Göring deutete auf den Fluß. »Ich werde mich ertränken und einen neuen Anfang versuchen. Vielleicht erweisen sich die Umstände am nächsten Ort als besser. Ich habe ganz sicher nicht die Absicht, hier an einem Galgen zu enden.«

»Dann gute Reise«, sagte Burton. »Und viel Glück.«

»Danke. Wissen Sie, an sich sind Sie gar kein so übler Kerl. Ich möchte Ihnen noch einen Rat geben.«

»Nur zu.«

»Sie sollten besser auch die Finger von den Drogen lassen. Bis heute haben Sie einfach Glück gehabt, aber eines Tages wird das Zeug sich Ihrer in der gleichen Weise bemächtigen, wie es das bei mir getan hat. Die Plagegeister, die Ihnen zusetzen werden, sind natürlich nicht die meinigen, aber ich zweifle nicht daran, daß sie auch ihre Auswirkungen auf Sie haben.«

»Unsinn! Ich habe vor mir nichts zu verbergen«, sagte Burton und lachte.

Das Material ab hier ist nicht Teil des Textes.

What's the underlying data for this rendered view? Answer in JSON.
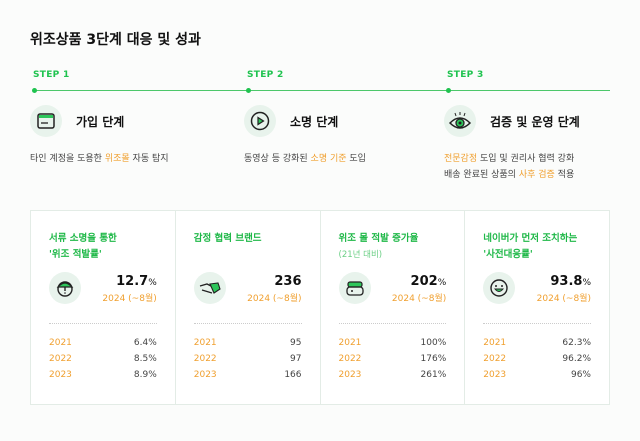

»Ich habe genug von dem Zeug genommen, um das zu wissen.«

Als er ging, dachte er allerdings noch einmal über Görings Warnung nach.

Bisher hatte er zweiundzwanzig Kaugummitrips eingeworfen. Und nach jeder Reise war das Resultat das gleiche: Er schwor sich stets, von der Droge abzulassen.

Während er den Hügel hinaufstieg, wandte Burton sich noch einmal um und sah die sich von der Dunkelheit abhebende Gestalt Hermann Görings in den Fluten versinken. Er blieb stehen und salutierte, obwohl er im allgemeinen nichts von dramatischen Gesten hielt. Schließlich strich er Göring aus seinem Bewußtsein.